The Blazer Dx-20 Catheter is indicated for use to diagnose cardiac arrhythmia.

The Blazer Dx-20 Bidirectional Steerable Diagnostic Catheter is a sterile, single use, steerable, diagnostic catheter intended for temporary use in electrophysiological studies for intracardiac stimulation (pacing) and/or recording of electrical potentials. The catheter is provided in two different bidirectional curve configurations, Medium (25 mm diameter) and Super Large (56 mm diameter), to assist the physician in reaching the desired anatomical location.

The distal electrode segment of the catheter contains an electrode tip and 19 electrode rings which are designed to carry electrical signals for endocardial stimulation (pacing) and/or recording.

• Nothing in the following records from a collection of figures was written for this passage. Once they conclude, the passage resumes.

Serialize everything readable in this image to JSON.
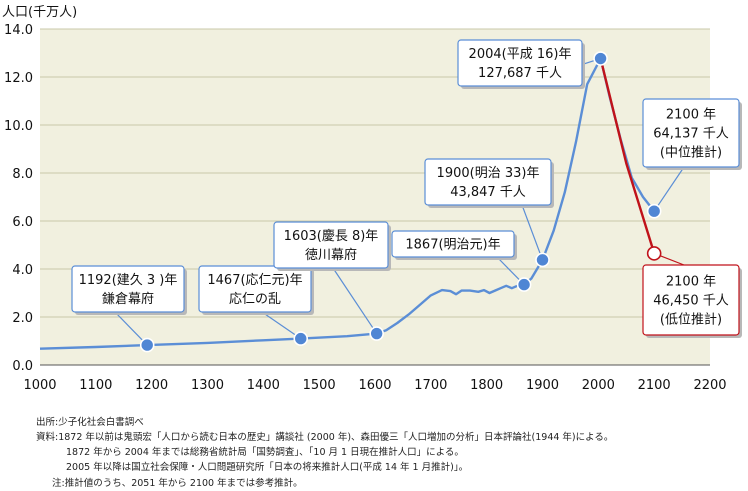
{
  "chart_data": {
    "type": "line",
    "ylabel": "人口(千万人)",
    "xlim": [
      1000,
      2200
    ],
    "ylim": [
      0,
      14
    ],
    "x_ticks": [
      "1000",
      "1100",
      "1200",
      "1300",
      "1400",
      "1500",
      "1600",
      "1700",
      "1800",
      "1900",
      "2000",
      "2100",
      "2200"
    ],
    "y_ticks": [
      "0.0",
      "2.0",
      "4.0",
      "6.0",
      "8.0",
      "10.0",
      "12.0",
      "14.0"
    ],
    "grid": "horizontal",
    "colors": {
      "plot_bg": "#f1f0df",
      "grid": "#c9c8a8",
      "line_main": "#5b8ed6",
      "line_low": "#c0121a",
      "marker": "#4f86d4",
      "marker_edge": "#ffffff",
      "callout_border": "#5b8ed6",
      "callout_low_border": "#c0121a"
    },
    "series": [
      {
        "points": [
          [
            1000,
            0.68
          ],
          [
            1100,
            0.75
          ],
          [
            1192,
            0.83
          ],
          [
            1300,
            0.92
          ],
          [
            1400,
            1.03
          ],
          [
            1467,
            1.1
          ],
          [
            1550,
            1.2
          ],
          [
            1603,
            1.31
          ],
          [
            1620,
            1.45
          ],
          [
            1640,
            1.75
          ],
          [
            1660,
            2.1
          ],
          [
            1680,
            2.5
          ],
          [
            1700,
            2.9
          ],
          [
            1720,
            3.12
          ],
          [
            1735,
            3.08
          ],
          [
            1745,
            2.95
          ],
          [
            1755,
            3.1
          ],
          [
            1770,
            3.1
          ],
          [
            1785,
            3.05
          ],
          [
            1795,
            3.12
          ],
          [
            1805,
            3.0
          ],
          [
            1815,
            3.1
          ],
          [
            1825,
            3.2
          ],
          [
            1835,
            3.3
          ],
          [
            1845,
            3.2
          ],
          [
            1855,
            3.3
          ],
          [
            1867,
            3.35
          ],
          [
            1880,
            3.6
          ],
          [
            1900,
            4.38
          ],
          [
            1920,
            5.6
          ],
          [
            1940,
            7.2
          ],
          [
            1960,
            9.3
          ],
          [
            1980,
            11.7
          ],
          [
            2004,
            12.77
          ],
          [
            2020,
            11.2
          ],
          [
            2040,
            9.4
          ],
          [
            2060,
            7.8
          ],
          [
            2080,
            7.0
          ],
          [
            2100,
            6.41
          ]
        ]
      },
      {
        "points": [
          [
            2004,
            12.77
          ],
          [
            2050,
            8.4
          ],
          [
            2100,
            4.65
          ]
        ]
      }
    ],
    "markers": [
      {
        "year": 1192,
        "value": 0.83,
        "style": "filled"
      },
      {
        "year": 1467,
        "value": 1.1,
        "style": "filled"
      },
      {
        "year": 1603,
        "value": 1.31,
        "style": "filled"
      },
      {
        "year": 1867,
        "value": 3.35,
        "style": "filled"
      },
      {
        "year": 1900,
        "value": 4.38,
        "style": "filled"
      },
      {
        "year": 2004,
        "value": 12.77,
        "style": "filled"
      },
      {
        "year": 2100,
        "value": 6.41,
        "style": "filled"
      },
      {
        "year": 2100,
        "value": 4.65,
        "style": "hollow"
      }
    ],
    "annotations": [
      {
        "lines": [
          "1192(建久 3 )年",
          "鎌倉幕府"
        ],
        "year": 1192,
        "value": 0.83,
        "type": "normal"
      },
      {
        "lines": [
          "1467(応仁元)年",
          "応仁の乱"
        ],
        "year": 1467,
        "value": 1.1,
        "type": "normal"
      },
      {
        "lines": [
          "1603(慶長 8)年",
          "徳川幕府"
        ],
        "year": 1603,
        "value": 1.31,
        "type": "normal"
      },
      {
        "lines": [
          "1867(明治元)年"
        ],
        "year": 1867,
        "value": 3.35,
        "type": "normal"
      },
      {
        "lines": [
          "1900(明治 33)年",
          "43,847 千人"
        ],
        "year": 1900,
        "value": 4.38,
        "type": "normal"
      },
      {
        "lines": [
          "2004(平成 16)年",
          "127,687 千人"
        ],
        "year": 2004,
        "value": 12.77,
        "type": "normal"
      },
      {
        "lines": [
          "2100 年",
          "64,137 千人",
          "(中位推計)"
        ],
        "year": 2100,
        "value": 6.41,
        "type": "normal"
      },
      {
        "lines": [
          "2100 年",
          "46,450 千人",
          "(低位推計)"
        ],
        "year": 2100,
        "value": 4.65,
        "type": "low"
      }
    ]
  },
  "notes": [
    "出所:少子化社会白書調べ",
    "資料:1872 年以前は鬼頭宏「人口から読む日本の歴史」講談社 (2000 年)、森田優三「人口増加の分析」日本評論社(1944 年)による。",
    "1872 年から 2004 年までは総務省統計局「国勢調査」、「10 月 1 日現在推計人口」による。",
    "2005 年以降は国立社会保障・人口問題研究所「日本の将来推計人口(平成 14 年 1 月推計)」。",
    "注:推計値のうち、2051 年から 2100 年までは参考推計。"
  ]
}
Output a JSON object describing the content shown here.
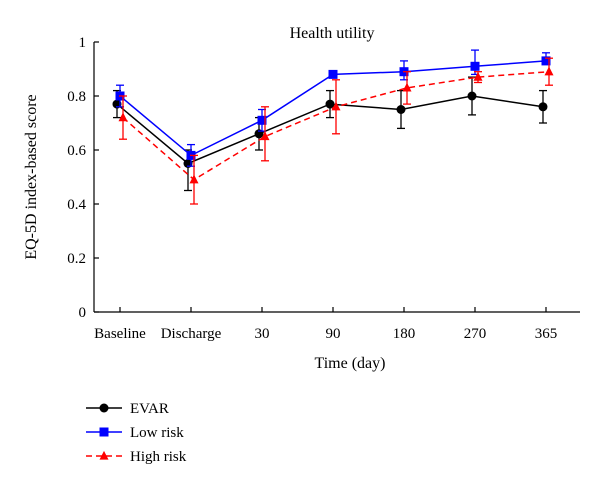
{
  "chart_data": {
    "type": "line",
    "title": "Health utility",
    "xlabel": "Time (day)",
    "ylabel": "EQ-5D index-based score",
    "categories": [
      "Baseline",
      "Discharge",
      "30",
      "90",
      "180",
      "270",
      "365"
    ],
    "ylim": [
      0,
      1
    ],
    "yticks": [
      "0",
      "0.2",
      "0.4",
      "0.6",
      "0.8",
      "1"
    ],
    "legend_position": "bottom-left",
    "series": [
      {
        "name": "EVAR",
        "color": "#000000",
        "marker": "circle",
        "line": "solid",
        "values": [
          0.77,
          0.55,
          0.66,
          0.77,
          0.75,
          0.8,
          0.76
        ],
        "err_low": [
          0.05,
          0.1,
          0.06,
          0.05,
          0.07,
          0.07,
          0.06
        ],
        "err_high": [
          0.05,
          0.05,
          0.06,
          0.05,
          0.07,
          0.07,
          0.06
        ]
      },
      {
        "name": "Low risk",
        "color": "#0000ff",
        "marker": "square",
        "line": "solid",
        "values": [
          0.8,
          0.58,
          0.71,
          0.88,
          0.89,
          0.91,
          0.93
        ],
        "err_low": [
          0.04,
          0.04,
          0.04,
          0.01,
          0.03,
          0.03,
          0.01
        ],
        "err_high": [
          0.04,
          0.04,
          0.04,
          0.01,
          0.04,
          0.06,
          0.03
        ]
      },
      {
        "name": "High risk",
        "color": "#ff0000",
        "marker": "triangle",
        "line": "dashed",
        "values": [
          0.72,
          0.49,
          0.65,
          0.76,
          0.83,
          0.87,
          0.89
        ],
        "err_low": [
          0.08,
          0.09,
          0.09,
          0.1,
          0.06,
          0.02,
          0.05
        ],
        "err_high": [
          0.08,
          0.09,
          0.11,
          0.1,
          0.06,
          0.02,
          0.05
        ]
      }
    ]
  }
}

The electrode rings are placed on the distal segment of the catheter in various electrode spacing configurations, as described in Table 1. A 7F torqueable shaft connects the distal electrode segment to an ergonomically designed cylindrical handle.

The catheter handle contains both a steering knob and tension control knob. The degree of tip deflection of the catheter is controlled by the steering knob. The adjustable tension control knob can be tightened to hold the tip in the desired position

This catheter is compatible with most commercially available recording and mapping systems and connects to these systems via a cable, which is available separately.

The provided document describes a 510(k) premarket notification for the BLAZER™ Dx-20 Bidirectional Steerable Diagnostic Catheter. This type of submission, particularly a "Special 510(k)," is often used when modifications to a previously cleared device do not affect its fundamental safety or effectiveness.

Based on the information given, the document does not contain the detailed performance study information requested in the prompt. The text explicitly states:

• "8. Performance Data: Not applicable for this Special 510(k)."

This indicates that clinical performance data and acceptance criteria for a new study were not required for this particular regulatory submission because the device modifications were minor ("The proposed labeling modifications of the Blazer Dx-20 catheter do not impact the device's substantial equivalence to the previously cleared version of this device."). The submission primarily relies on the substantial equivalence to a predicate device (K211375).

Therefore, it is not possible to fill out a table of acceptance criteria and reported device performance or describe a study that proves the device meets the acceptance criteria using only the provided text. The document does not describe:

• A table of acceptance criteria and reported device performance.
• Sample sizes for test sets, data provenance.
• Number of experts, their qualifications, or adjudication methods for ground truth.
• Whether MRMC studies were done, or their effect sizes.
• Standalone algorithm performance.
• Type of ground truth used.
• Sample size for training sets or how ground truth was established for training sets (as this is a medical device, not an AI/ML algorithm requiring training sets).

The document is a regulatory notice for a physical medical device, not an AI/ML algorithm, which explains why many of the questions (especially those related to AI model training and ground truth establishment) are not applicable. The primary evidence presented is the substantial equivalence to a predicate device, not new performance study data.